Y así, puestos a imaginar, también por ejemplo, si aconteciera un evidente desajuste de trato por parte de este supuesto servidor de lo público y, en lugar de una disculpa, la respuesta que la ciudadanía recibiera viniera a ser que «yo no tengo que pedir perdón porque soy policía local» (cualquier parecido con la realidad es pura coincidencia), sería el claro momento de salir más que por patas: porque bien pudiera ser que tal comportamiento indigno y manifestado en estado de chulesca calma chicha brotase como la clarividente alarma que nos avisara de que, quizá, desde unos ánimos más vibrantes, aquello que comenzó como una respuesta zafia e impropia de un gremio noble pudiera concluir, quién sabe, con una pasada de los derechos constitucionales por aquellas nobles partes por las que el burro del eMule se restregaba los de propiedad intelectual. Porque quien llega a lo más comienza por lo menos.

Quienes patrullan nuestras calles luciendo pistola al cinto son los garantes y la primera ventana de la ciudadanía a los estrados de la autoridad inmediata que vela por nosotros. Una autoridad que tales agentes no ejercitan por sí, sino por custodia funcional y en nombre y cuidado de otros. Hablamos, pues, de una responsabilidad delegada que entre ellos mismos deben vigilar y salvaguardar de manera más que férrea, evitando todo corporativismo: si es sólo un agente quien mira y gestiona una discrepancia con la ciudadanía mientras que el otro se pone de perfil, cara al horizonte, poca defensa en contrario tendrá ningún parroquiano para el caso de que aconteciera un potencial agravio o abuso de poder.
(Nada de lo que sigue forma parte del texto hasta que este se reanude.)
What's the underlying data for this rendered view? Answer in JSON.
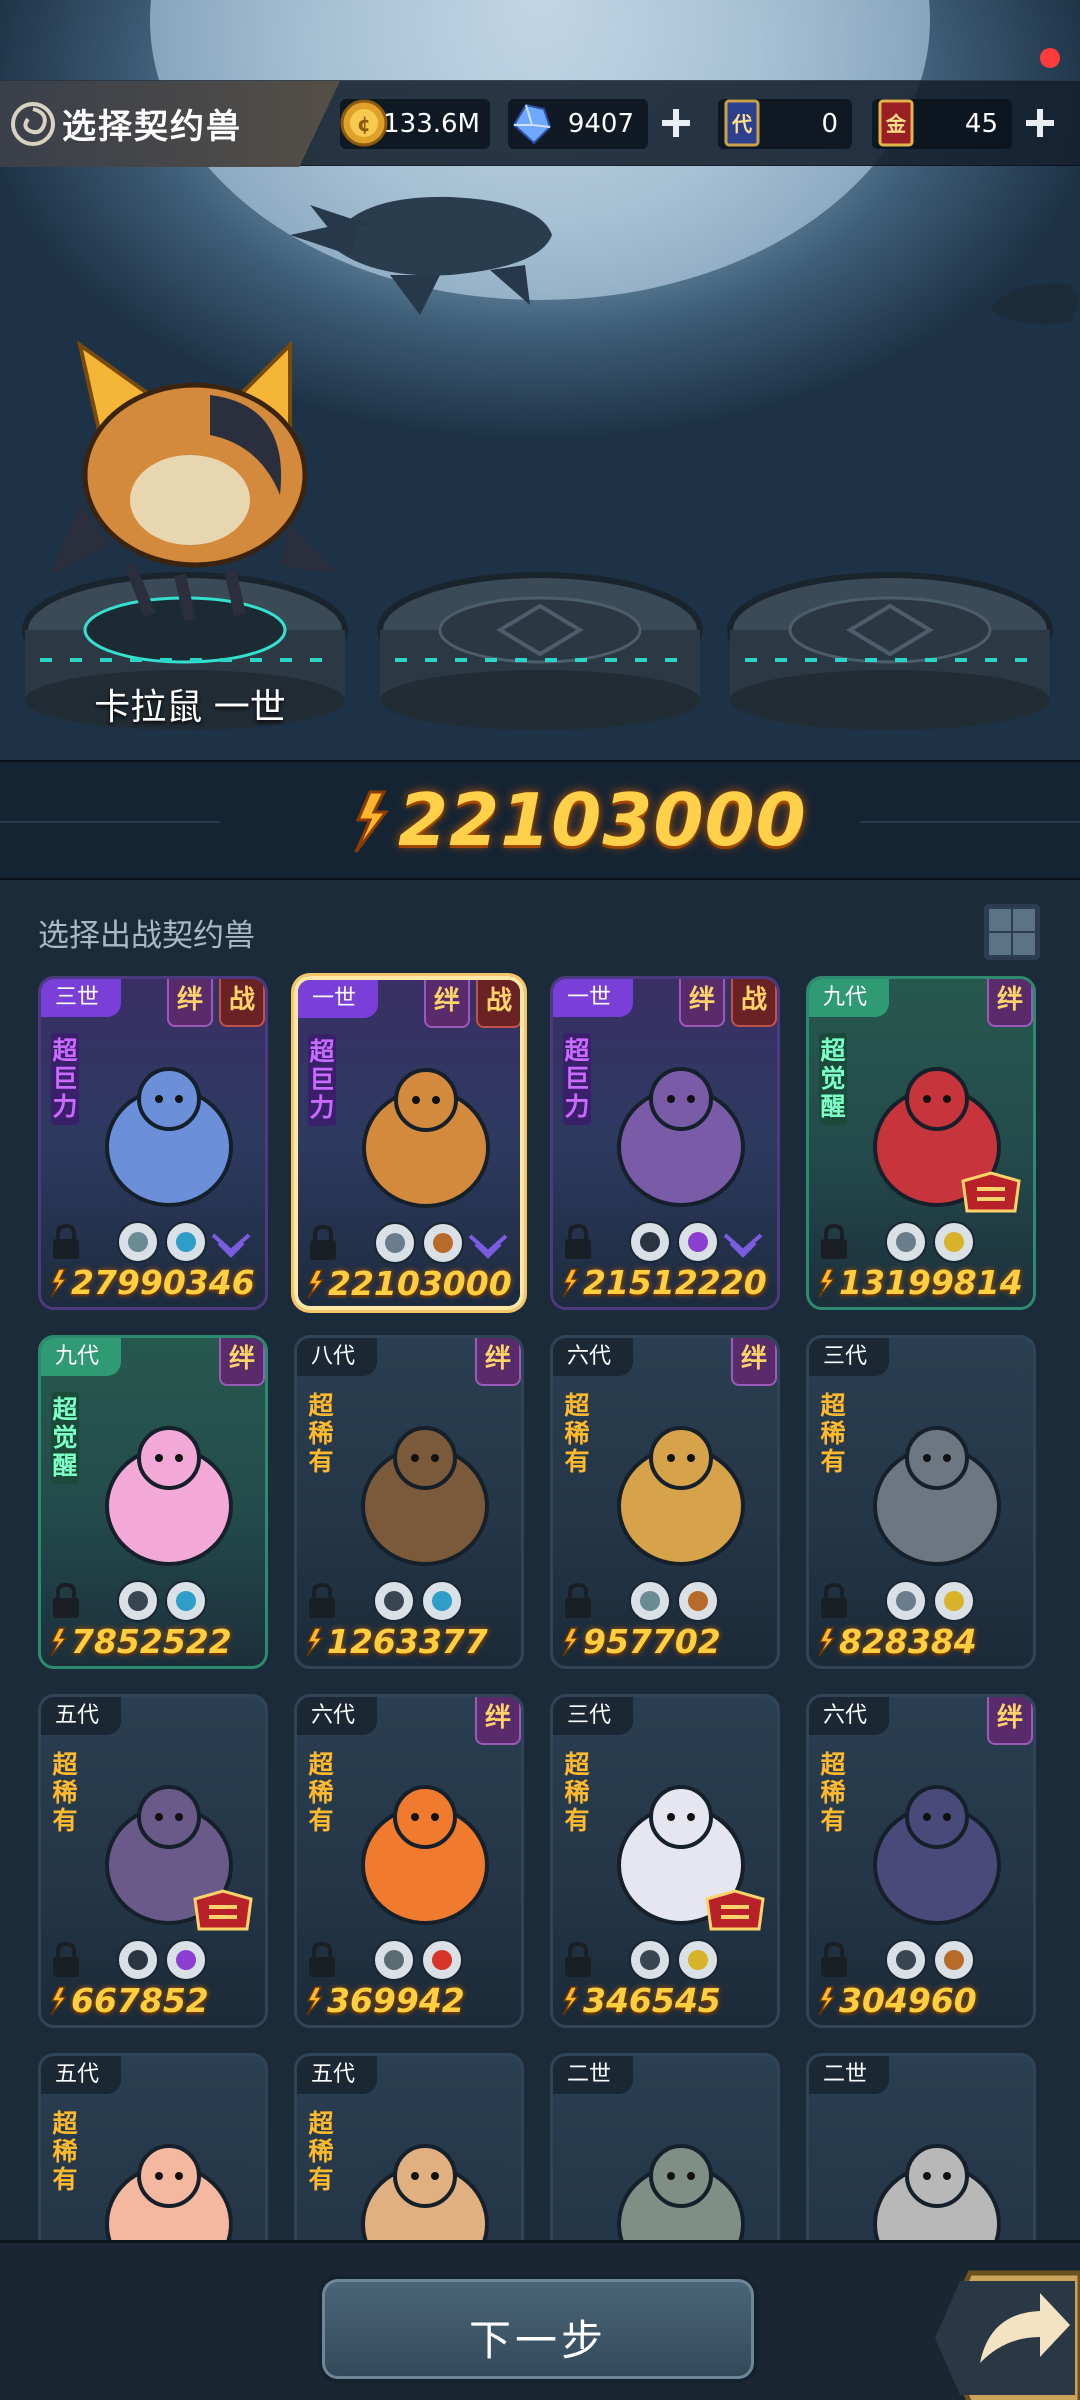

A Dios gracias, bien podemos celebrar de modo general la corrección en el trato y el impecable desempeño de las funciones que ejercen las fuerzas y cuerpos de seguridad del Estado, tanto en lo cotidiano como en las situaciones especiales y urgentes desde las que sostienen y custodian nuestra vida diaria. Pero es precisamente la particular naturaleza de este gremio la que debiera obligar a estar en continua alerta frente a la propia morralla interna, que, como en cualquier otro cuerpo público, se les puede llegar a colar en sus propias entrañas. Pues, si bien es verdad que ningún colectivo es impermeable a los idiotas, no es menos cierto que, cuando un patán se encapricha por alcanzar una pistola y un uniforme, no hay psicotécnico que lo pare.